Taine _ La Révolution- Le Gouvernement révolutionnaire_104_ la Terreur en province

Les Jacobins en province : leur ferveur jacobine est médiocre ; Installé par la force .Que pouvais-je faire ? » Rien, sinon être aveugle et sourd. L’isolement des Jacobins : leur minorité demeure infime. La province sous tutelle de Paris. Les trois aubaines du Jacobin en mission : le vin et les taxes. Seconde aubaine : rançonner les riches. Troisième aubaine Le vol et le pillage généralisé. Le gouvernement révolutionnaire étant une septembrisade organisée

Les Jacobins en province : leur ferveur jacobine est médiocre

Et d’abord, dans les milliers de communes qui ont moins de 500 habitants  , dans quantité d’autres villages plus peuplés, mais écartés et purement agricoles, surtout dans ceux où l’on ne parle que patois, les sujets manquent pour composer un comité révolutionnaire  . On y est trop occupé de ses mains ; les mains calleuses n’écrivent pas couramment ; personne n’a envie de prendre la plume, surtout pour tenir un registre qui restera et qui peut un jour devenir compromettant.

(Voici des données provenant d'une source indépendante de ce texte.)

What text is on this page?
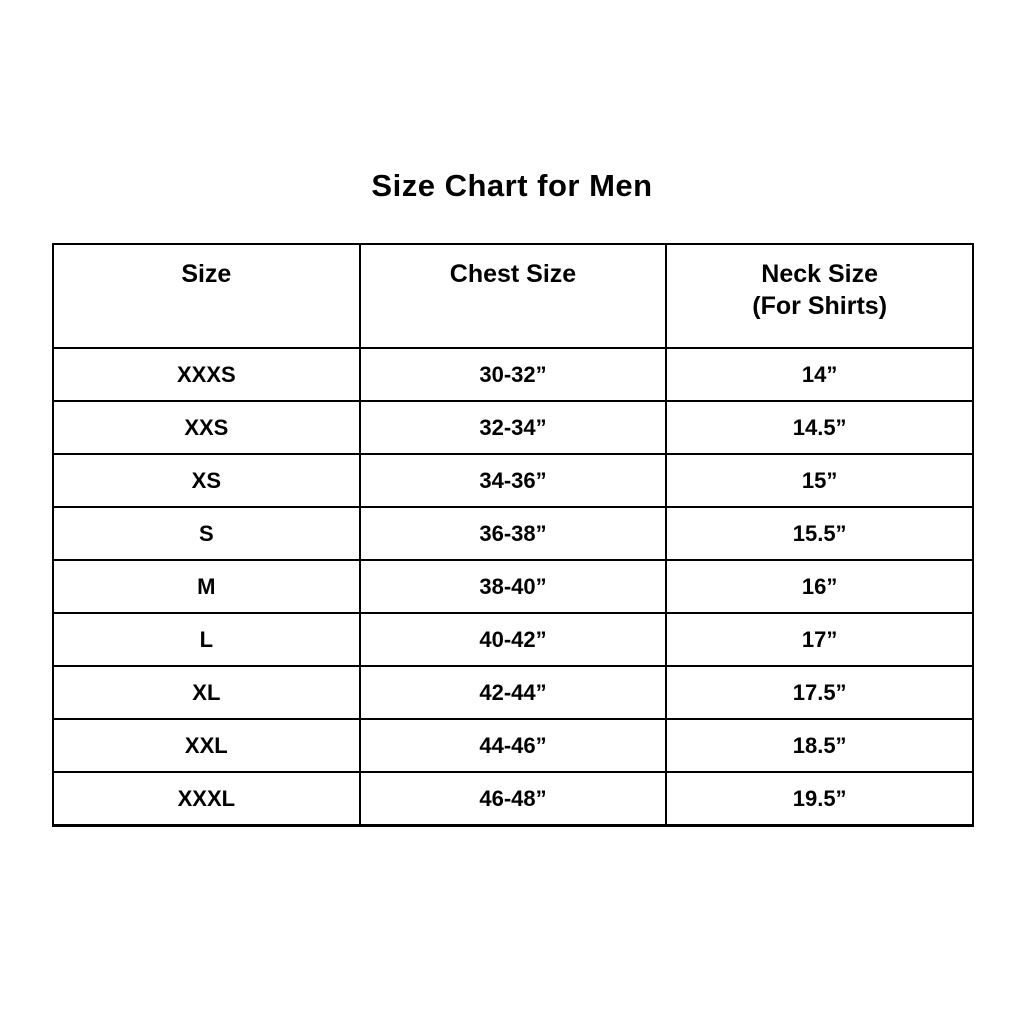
Size Chart for Men
Size	Chest Size	Neck Size
(For Shirts)

XXXS	30-32”	14”
XXS	32-34”	14.5”
XS	34-36”	15”
S	36-38”	15.5”
M	38-40”	16”
L	40-42”	17”
XL	42-44”	17.5”
XXL	44-46”	18.5”
XXXL	46-48”	19.5”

Il n’est pas déjà très facile de recruter sur place la municipalité, de trouver le maire, les deux autres officiers municipaux et l’agent national, requis par la loi ; dans les petites communes, ils sont les seuls agents du gouvernement révolutionnaire, et je crois bien que le plus souvent leur ferveur jacobine est médiocre
Au-dessus des petites communes, dans les gros villages qui ont un comité révolutionnaire et dans certains bourgs, les chevaux attelés font parfois semblant de tirer, mais ne tirent pas, de peur d’écraser quelqu’un. – En ce temps-là, une bourgade, surtout quand elle est isolée, située dans un pays perdu et sans routes, forme un petit monde clos, bien plus fermé qu’aujourd’hui, bien moins accessible au verbiage de Paris et aux impulsions du dehors ; l’opinion locale y est d’un poids prépondérant ; on s’y soutient entre voisins ; on aurait honte de dénoncer un brave homme que l’on connaît depuis vingt ans ; l’ascendant moral des honnêtes gens suffit provisoirement pour contenir « les gueux   ». Si le maire est républicain, c’est surtout en paroles, peut-être pour se couvrir, pour couvrir la commune, et parce qu’il faut hurler avec les loups.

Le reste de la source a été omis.